Una fusione per incorporazione seguita da una contestuale scissione non proporzionale sono da considerarsi elusive, anche se fatte per esigenze di ridefinizione degli assetti societari causa gli insanabili dissidi insorti tra i soci (appartenenti a due famiglie diverse). Inoltre, i costi dedotti da una società devono essere provati dalla stessa società perché possano ritenersi inerenti ai sensi dell’articolo 109, comma 5, del Tuir.
Queste le conclusioni della Ctp di Mantova, con sentenza 350/01/2014, depositata il 3 dicembre 2014 (presidente Alioto, relatore Cantoni).
I fatti sono i seguenti: due società, partecipate da due nuclei famigliari, vengono fuse per comprendere sia i compendi industriali che quelli commerciali in un’unica società, per poi scindere gli elementi patrimoniali che avrebbero permesso di svolgere alla beneficiaria di nuova costituzione l’attività in un determinato settore (comunque già svolta precedentemente) mentre la società scissa avrebbe continuato a svolgere l’attività “storica”. La preventiva fusione, quindi, serviva solo a separare definitivamente i due armi di attività aziendale e i rispettivi assetti societari tra i due nuclei famigliari.
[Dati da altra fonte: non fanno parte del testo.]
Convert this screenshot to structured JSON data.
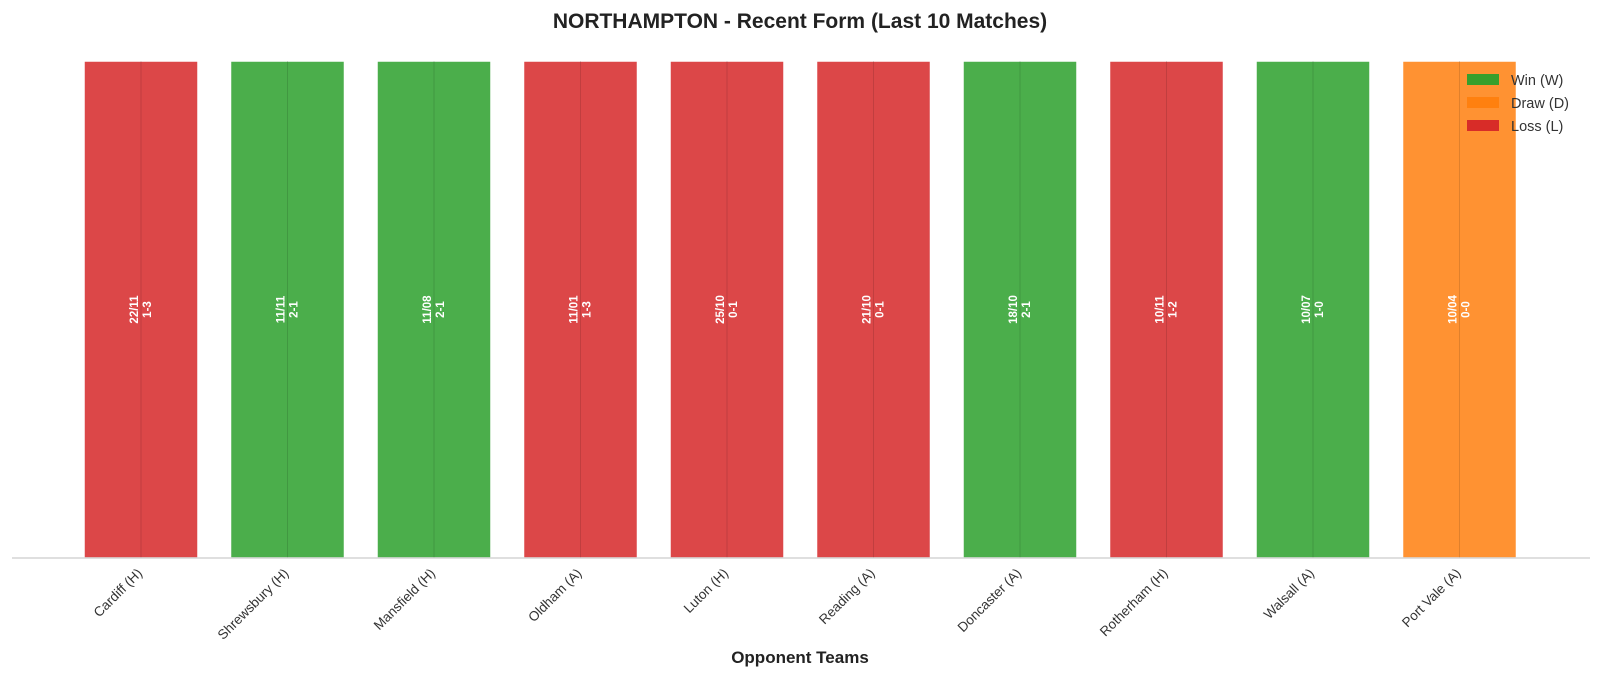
{
  "chart_data": {
    "type": "bar",
    "title": "NORTHAMPTON - Recent Form (Last 10 Matches)",
    "xlabel": "Opponent Teams",
    "ylabel": "",
    "ylim": [
      0,
      1
    ],
    "grid": false,
    "legend_position": "top-right",
    "categories": [
      "Cardiff (H)",
      "Shrewsbury (H)",
      "Mansfield (H)",
      "Oldham (A)",
      "Luton (H)",
      "Reading (A)",
      "Doncaster (A)",
      "Rotherham (H)",
      "Walsall (A)",
      "Port Vale (A)"
    ],
    "values": [
      1,
      1,
      1,
      1,
      1,
      1,
      1,
      1,
      1,
      1
    ],
    "results": [
      "L",
      "W",
      "W",
      "L",
      "L",
      "L",
      "W",
      "L",
      "W",
      "D"
    ],
    "dates": [
      "22/11",
      "11/11",
      "11/08",
      "11/01",
      "25/10",
      "21/10",
      "18/10",
      "10/11",
      "10/07",
      "10/04"
    ],
    "scores": [
      "1-3",
      "2-1",
      "2-1",
      "1-3",
      "0-1",
      "0-1",
      "2-1",
      "1-2",
      "1-0",
      "0-0"
    ],
    "legend": [
      {
        "key": "W",
        "label": "Win (W)",
        "color": "#2ca02c"
      },
      {
        "key": "D",
        "label": "Draw (D)",
        "color": "#ff7f0e"
      },
      {
        "key": "L",
        "label": "Loss (L)",
        "color": "#d62728"
      }
    ]
  }
}
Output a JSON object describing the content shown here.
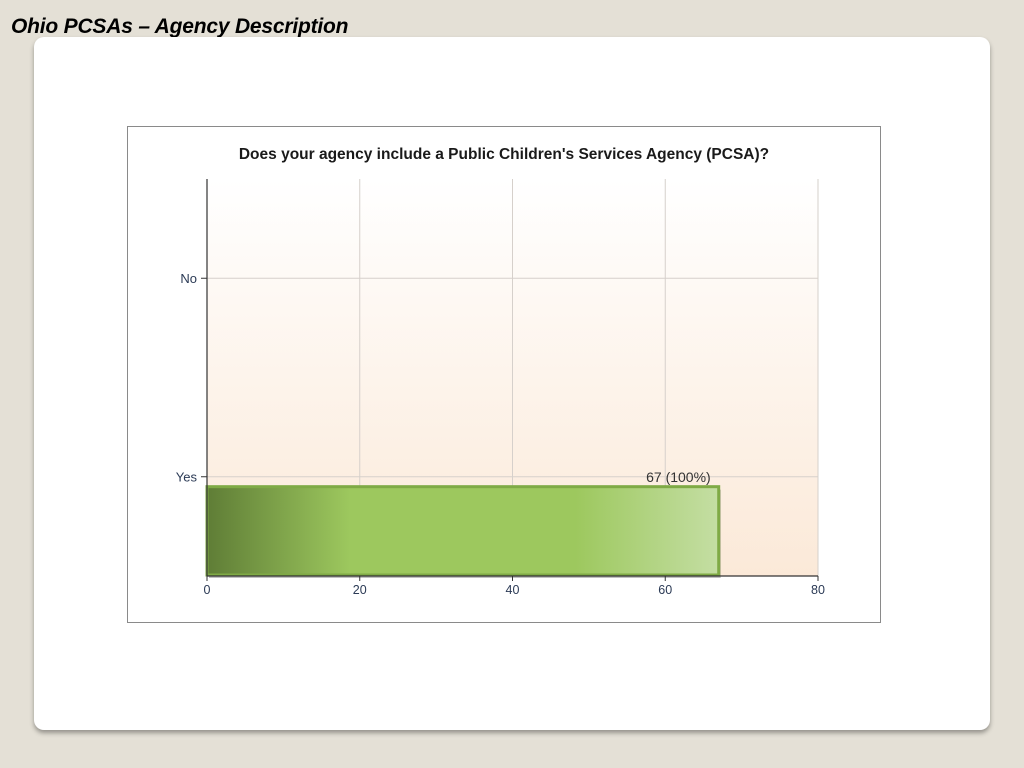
{
  "slide": {
    "title": "Ohio PCSAs – Agency Description"
  },
  "chart_data": {
    "type": "bar",
    "orientation": "horizontal",
    "title": "Does your agency include a Public Children's Services Agency (PCSA)?",
    "xlabel": "",
    "ylabel": "",
    "categories": [
      "No",
      "Yes"
    ],
    "values": [
      0,
      67
    ],
    "data_labels": [
      "",
      "67 (100%)"
    ],
    "xlim": [
      0,
      80
    ],
    "x_ticks": [
      0,
      20,
      40,
      60,
      80
    ],
    "grid": true,
    "legend": "none",
    "colors": {
      "bar_dark": "#5f7d36",
      "bar_mid": "#9dc85e",
      "bar_light": "#c4dea3",
      "bar_border": "#7faa45",
      "plot_bg_top": "#ffffff",
      "plot_bg_bottom": "#fbe9d8",
      "grid": "#d6d0cb",
      "axis": "#333333",
      "tick_text": "#2b3a55",
      "label_text": "#333333"
    }
  }
}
Secondo la Ctp di Mantova, le operazioni sono da ritenersi elusive. Questo perché «le attività sono proseguite negli stessi opifici e nello stesso modo» e la conseguenza è che «l’unica sostanziale modificazione intervenuta è stata il cambio di proprietà degli immobili. In virtù di ciò risulta di tutta evidenza l’intento elusivo dell’intera operazione». Non una parola su quale sarebbe stato il vantaggio fiscale indebito conseguito; così come non sono state minimamente considerate le ragioni sottostanti alle operazioni effettuate (peraltro, va considerato che la decisione dei giudici mette a rischio il futuro delle aziende e dei suoi dipendenti).
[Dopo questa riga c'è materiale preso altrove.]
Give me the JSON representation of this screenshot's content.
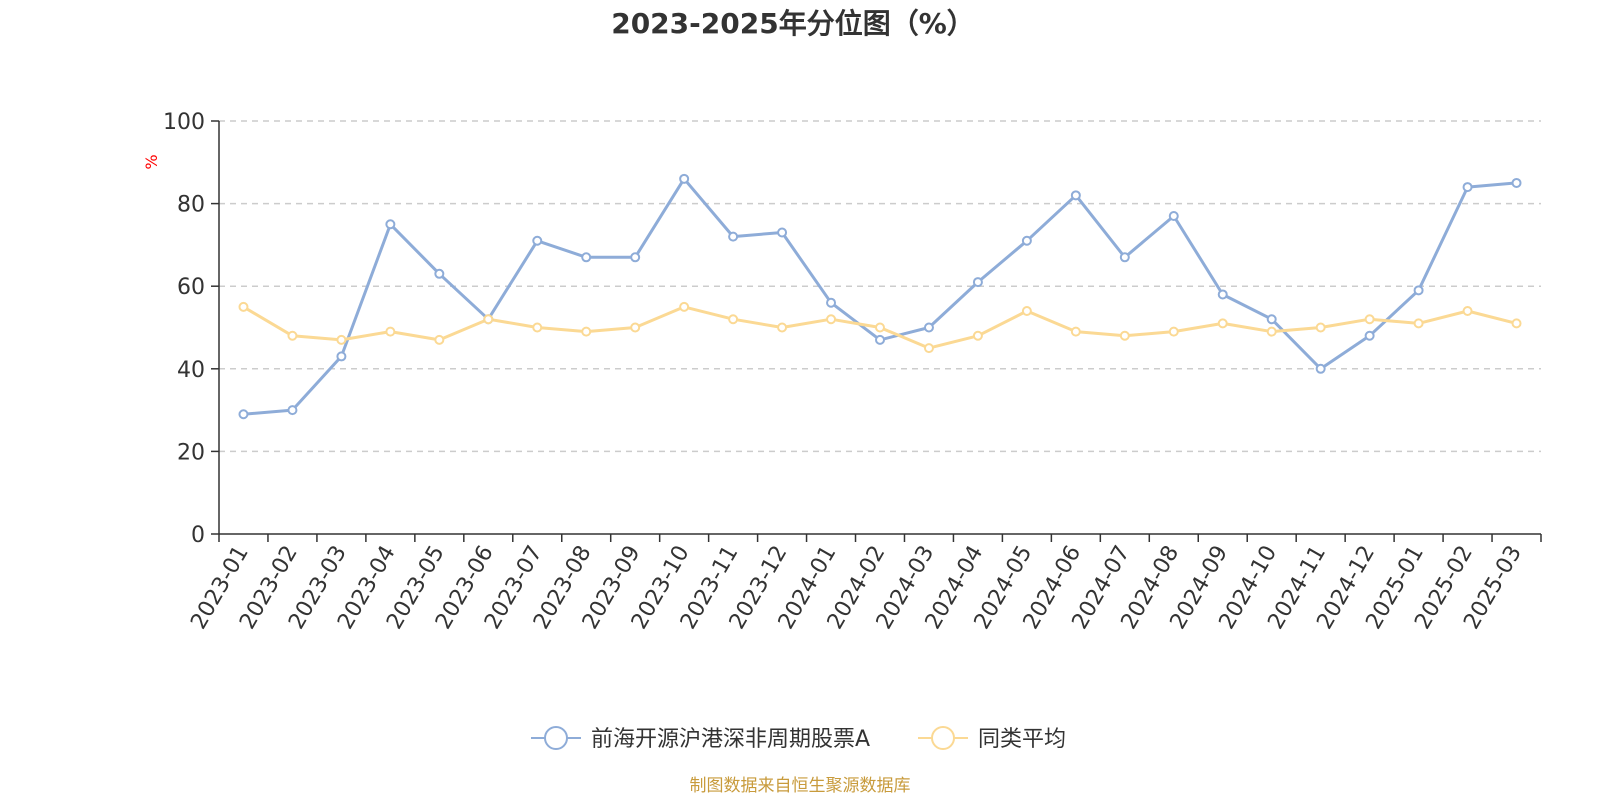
{
  "chart_data": {
    "type": "line",
    "title": "2023-2025年分位图（%）",
    "ylabel": "%",
    "ylim": [
      0,
      100
    ],
    "yticks": [
      "0",
      "20",
      "40",
      "60",
      "80",
      "100"
    ],
    "grid": true,
    "legend_position": "bottom-center",
    "categories": [
      "2023-01",
      "2023-02",
      "2023-03",
      "2023-04",
      "2023-05",
      "2023-06",
      "2023-07",
      "2023-08",
      "2023-09",
      "2023-10",
      "2023-11",
      "2023-12",
      "2024-01",
      "2024-02",
      "2024-03",
      "2024-04",
      "2024-05",
      "2024-06",
      "2024-07",
      "2024-08",
      "2024-09",
      "2024-10",
      "2024-11",
      "2024-12",
      "2025-01",
      "2025-02",
      "2025-03"
    ],
    "series": [
      {
        "name": "前海开源沪港深非周期股票A",
        "color": "#8eacd8",
        "values": [
          29,
          30,
          43,
          75,
          63,
          52,
          71,
          67,
          67,
          86,
          72,
          73,
          56,
          47,
          50,
          61,
          71,
          82,
          67,
          77,
          58,
          52,
          40,
          48,
          59,
          84,
          85
        ]
      },
      {
        "name": "同类平均",
        "color": "#fbd994",
        "values": [
          55,
          48,
          47,
          49,
          47,
          52,
          50,
          49,
          50,
          55,
          52,
          50,
          52,
          50,
          45,
          48,
          54,
          49,
          48,
          49,
          51,
          49,
          50,
          52,
          51,
          54,
          51
        ]
      }
    ]
  },
  "footer": {
    "source": "制图数据来自恒生聚源数据库",
    "color": "#c89b3c"
  }
}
È come se il fatto di avere posto in essere “certe operazioni” (prima la fusione, poi la scissione) portasse automaticamente all’etichetta di elusività. È chiaro che non può essere così: non è in particolare l’operazione di scissione in sé a essere elusiva, ma il suo eventuale utilizzo nel contesto di un più ampio disegno diretto a ottenere un indebito risparmio d’imposta.
Ben venga, quindi, il nuovo testo sull’abuso del diritto in fase di emanazione (che comprende anche il concetto di elusione), il quale deve avere necessariamente effetto retroattivo per la “latitudine” dello stesso concetto di elusione-abuso del diritto.
In questo contesto appare indifferibile anche salvaguardare il concetto di inerenza, come prevede la delega fiscale. Concetto che non è affatto disciplinato dall’articolo 109, comma 5, del Tuir (che disciplina semplicemente l’indeducibilità delle spese a fronte di proventi esenti). Così come non si può continuare a dire che, per dedurre una spesa nella disciplina del reddito d’impresa, il contribuente deve provare alcunché, non essendo la deduzione della stessa una situazione di favore. È sull’amministrazione che gravano dei precisi oneri di allegazione degli eventuali fatti per cui si ritiene non inerente la stessa spesa.